Thursday, March 22, 2007

Boring an audience is the one true sin in theatre

from Anthony Neilson's March 21, 2007 article in The Guardian

[Our irrelevance has] been boring audiences for decades now, and they've responded by slowly withdrawing their patronage. They're not the ones who broke the contract. They paid their money and expected entertainment; we sent them back into the night feeling bored, bullied and baffled. So what are we doing wrong?

5 comments:

Anonymous said...

Couple observations. One is that we're saturated by stories, usually variations on a handful of premises, told over and over in film, television, novels, and theatre is not immune because it's difficult to tell stories in ways that make them fresh. A famous canard has it that all stories have been told. Maybe. But even a familiar story can be engaging if the characters feel new, and one way to make them feel new is to make them feel real--give them the unpredictabilty of actual, interesting human beings. That doesn't mean you have to identify with them or even like them, but it does mean spending two hours in their company doesn't make you look at your watch.

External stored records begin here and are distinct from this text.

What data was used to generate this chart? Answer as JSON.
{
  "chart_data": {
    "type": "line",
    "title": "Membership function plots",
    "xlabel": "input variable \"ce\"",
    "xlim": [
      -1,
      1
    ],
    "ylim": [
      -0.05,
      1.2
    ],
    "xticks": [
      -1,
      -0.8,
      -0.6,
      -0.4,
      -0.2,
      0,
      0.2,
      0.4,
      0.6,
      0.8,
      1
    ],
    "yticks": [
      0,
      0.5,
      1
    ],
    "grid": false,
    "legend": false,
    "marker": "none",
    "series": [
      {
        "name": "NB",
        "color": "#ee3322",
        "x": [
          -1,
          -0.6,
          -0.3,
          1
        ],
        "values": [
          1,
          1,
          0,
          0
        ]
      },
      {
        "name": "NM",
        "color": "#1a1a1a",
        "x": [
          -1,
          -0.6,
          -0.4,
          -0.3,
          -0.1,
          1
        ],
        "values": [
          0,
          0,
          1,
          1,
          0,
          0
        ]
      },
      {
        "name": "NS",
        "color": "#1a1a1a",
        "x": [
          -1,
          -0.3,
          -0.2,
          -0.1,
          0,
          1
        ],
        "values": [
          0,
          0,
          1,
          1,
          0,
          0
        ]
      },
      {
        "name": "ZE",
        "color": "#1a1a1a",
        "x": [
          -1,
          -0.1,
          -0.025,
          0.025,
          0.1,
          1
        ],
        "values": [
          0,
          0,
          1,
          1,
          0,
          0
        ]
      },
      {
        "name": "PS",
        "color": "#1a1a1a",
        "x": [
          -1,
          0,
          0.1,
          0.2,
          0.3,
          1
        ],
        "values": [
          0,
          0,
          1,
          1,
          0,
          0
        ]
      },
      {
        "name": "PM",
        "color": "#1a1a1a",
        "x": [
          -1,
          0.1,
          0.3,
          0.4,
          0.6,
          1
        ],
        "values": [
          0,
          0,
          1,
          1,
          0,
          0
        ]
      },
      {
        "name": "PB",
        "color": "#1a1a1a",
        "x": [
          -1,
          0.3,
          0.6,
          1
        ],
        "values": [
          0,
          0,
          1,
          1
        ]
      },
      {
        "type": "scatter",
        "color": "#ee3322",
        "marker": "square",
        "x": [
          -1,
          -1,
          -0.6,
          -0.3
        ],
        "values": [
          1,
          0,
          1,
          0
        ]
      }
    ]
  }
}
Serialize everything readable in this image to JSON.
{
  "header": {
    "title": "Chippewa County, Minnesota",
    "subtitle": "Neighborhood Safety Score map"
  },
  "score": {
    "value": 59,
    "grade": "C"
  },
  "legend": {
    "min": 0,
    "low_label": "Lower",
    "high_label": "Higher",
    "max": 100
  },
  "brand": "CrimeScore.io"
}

Where that gets tricky is that the people I might find interesting might bore the tears out of you, or you might find that sort of person pretentious or irritating or morally reprehensible or be marked by some other character trait that would make you excuse yourself from the conversation, insisting you have to get home to wash the cat. And the people you like might make me itch. Which is why we get into these delightful discussions 40 posts long which end badly.

I think we also have a split in those of us who make theatre between, for lack of a better term, the traditionalists and experimenters. The experimenters tend to think the traditionalists are dull because they're too rigid or frightened to try something new, and the traditionalists tend to think the experimenters are interested in drawing attention to themselves at the expense of the play, the audience, coherence. Both sides are probably right when the execution fails.

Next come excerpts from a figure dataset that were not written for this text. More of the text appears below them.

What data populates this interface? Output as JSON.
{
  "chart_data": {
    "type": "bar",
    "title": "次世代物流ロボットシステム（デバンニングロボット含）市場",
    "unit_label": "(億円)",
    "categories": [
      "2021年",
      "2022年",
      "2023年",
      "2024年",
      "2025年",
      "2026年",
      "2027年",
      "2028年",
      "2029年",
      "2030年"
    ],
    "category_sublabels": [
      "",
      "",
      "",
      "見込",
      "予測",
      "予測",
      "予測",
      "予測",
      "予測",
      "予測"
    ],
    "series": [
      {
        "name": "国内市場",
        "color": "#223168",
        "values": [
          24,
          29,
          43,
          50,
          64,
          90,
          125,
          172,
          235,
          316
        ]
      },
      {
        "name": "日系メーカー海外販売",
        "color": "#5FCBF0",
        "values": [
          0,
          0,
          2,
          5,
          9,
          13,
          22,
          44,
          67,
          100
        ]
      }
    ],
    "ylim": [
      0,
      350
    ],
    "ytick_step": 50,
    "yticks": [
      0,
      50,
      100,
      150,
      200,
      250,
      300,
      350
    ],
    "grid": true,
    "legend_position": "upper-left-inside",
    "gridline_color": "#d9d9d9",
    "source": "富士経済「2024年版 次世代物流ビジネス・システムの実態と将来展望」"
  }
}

Finally, as a personal preference, I think there's too much theatre out there that insists on easy truths, tidy endings, and happy outcomes when such conditions are so difficult to find in life outside the box office. Sadly, we're not all noble, beautiful, and brave.

David Millstone said...

For me, theater is equal parts language and spectacle (if a more intimate and demanding kind of spectacle than any other media), but insofar as other media seem to provide more thrilling spectacle (i.e., the movies) then theater has to deliver on language, in order to compete against other media. But, insofar as we are so much more a visual culture than a verbal one, both audiences and performers have lost the knack of being engaged by language. Theater artists fail to deliver it often enough--either because performers aren't equiped for it or the writers aren't providing it--and audiences increasingly don't know or expect to hear it....

Well, I say "increasingly," but we have been complaining about theater dying for a long time now, yah? Who called it a "marvelous invalid?

Anonymous said...

Couldn't you just as easily say that novels and poems offer more thrilling use of language than theatre?

What I find exciting about theatre is that it is not a purebred artform. It can incorporate just about anything, as long as the audience finds it interesting.

What drives me crazy is this purist, static attitude towards theatre. So many of my friends roll their eyes when I try to get them to go see theatre, because they associate it with things they ought to do, not something they want to do. And yet so many Portlanders go to live strip clubs. Why is that? Why don't they just rent porn? Because of the unique excitement of live performance.

I'm not saying theatre should use naked women to lure audiences (though it wouldn't hurt), just that live performance can be exciting in this day and age. We need to embrace & embody the concept that ANYTHING CAN HAPPEN.

Ben Waterhouse said...

Which is exactly why Anonymous Theatre is such an awesome concept.

Anonymous said...

la de da,

I agree that one of the great advantages that theatre has over most other art forms is this possibility that "anything can happen." I also agree with Mr. Neilson in that the problem seems to be that more often than not "anything" winds up being "boring", "self-indulgent", or "mediocre". And if any single moment of a production tips into one of these three descriptions, then, sorry to say, the production is a failure. That why it's so hard to produce good theatre, becaus it's HARD TO DO. Good intentions are not a guarantee of good results. So, that being the case, 98% of the time when I go the theatre in this town, by the end of the night, I wish I HAD just grabbed a book instead.